Figure 4. Hsa_circ_0005230 as a sponge to bind miR-1299.

(a) It was predicted from the Circinteractome, 14 miRNAs have binding sites to hsa_circ_0005230. (b) The graph of Targetscan showed the predicted binding sites between miR-1299 and hsa_circ_0005230. (c) MiR-1299 expression was down-regulation in GC cells and 33 cases of GC tissues by qRT-PCR. (d) After silencing hsa_circ_0005230, it was detected miR-1299 was up-regulated expression in AGS and HGC-27 by qRT-PCR. (e) Hsa_circ_0005230 was negatively correlated with miR-1299 at the level of GC tissues. (f) Survival analysis from Kaplan-Meier indicates that survival is longer in GC patients with high miR-1299 expression. The data were expressed as mean ± SD; *P < 0.05, **P < 0.01.
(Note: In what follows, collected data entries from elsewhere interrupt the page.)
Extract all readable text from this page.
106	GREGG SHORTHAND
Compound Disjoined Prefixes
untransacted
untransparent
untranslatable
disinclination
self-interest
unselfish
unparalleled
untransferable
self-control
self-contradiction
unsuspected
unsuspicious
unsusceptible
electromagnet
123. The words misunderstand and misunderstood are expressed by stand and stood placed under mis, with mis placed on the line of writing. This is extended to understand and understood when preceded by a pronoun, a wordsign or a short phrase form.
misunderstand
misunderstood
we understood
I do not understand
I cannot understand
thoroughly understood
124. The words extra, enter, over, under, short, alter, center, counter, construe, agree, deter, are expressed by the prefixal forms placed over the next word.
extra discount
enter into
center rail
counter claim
Figure 5. RHOT1 was the downstream target gene of the hsa_circ_0005230/miR-1299 axis.

(a) As can be seen from the graph, miRWalk predicted that miR-1299 had a binding site with RHOT1. (b) RHOT1 was up-regulated in 51 cases of GC tissues by qRT-PCR. (c RHOT1 was up-regulated in GC cells by qRT-PCR. (d) An analysis of Kaplan–Meier survival indicated that GC patients with high expression of RHOT1 experienced short survival. (e) Correlations between miR-1299 and RHOT1 were confirmed at the level of GC tissue. (f) Correlations between hsa_circ_0005230 and RHOT1 were confirmed at the level of GC tissue. (g) The dual-luciferase reporter assay was conducted to verify the binding target relation between RHOT1 and miR-1299. (h) After silencing hsa_circ_0005230, the expression of RHOT1 was decreased in AGS and HGC-27 cells. (I) RHOT1 protein was up-regulated in 48 cases of GC tissues by WB. (j) Immunohistochemical staining showed RHOT1 proteins were localized to cell cytoplasm and have a positive expression in GC cells. (a. normal gastric mucosa; b. poorly differentiated adenocarcinoma without lymph node metastasis; c. The poorly differentiated adenocarcinoma with lymph node metastasized; d. mucinous adenocarcinoma). The data were expressed as mean ± SD; *P < 0.05, **P < 0.01.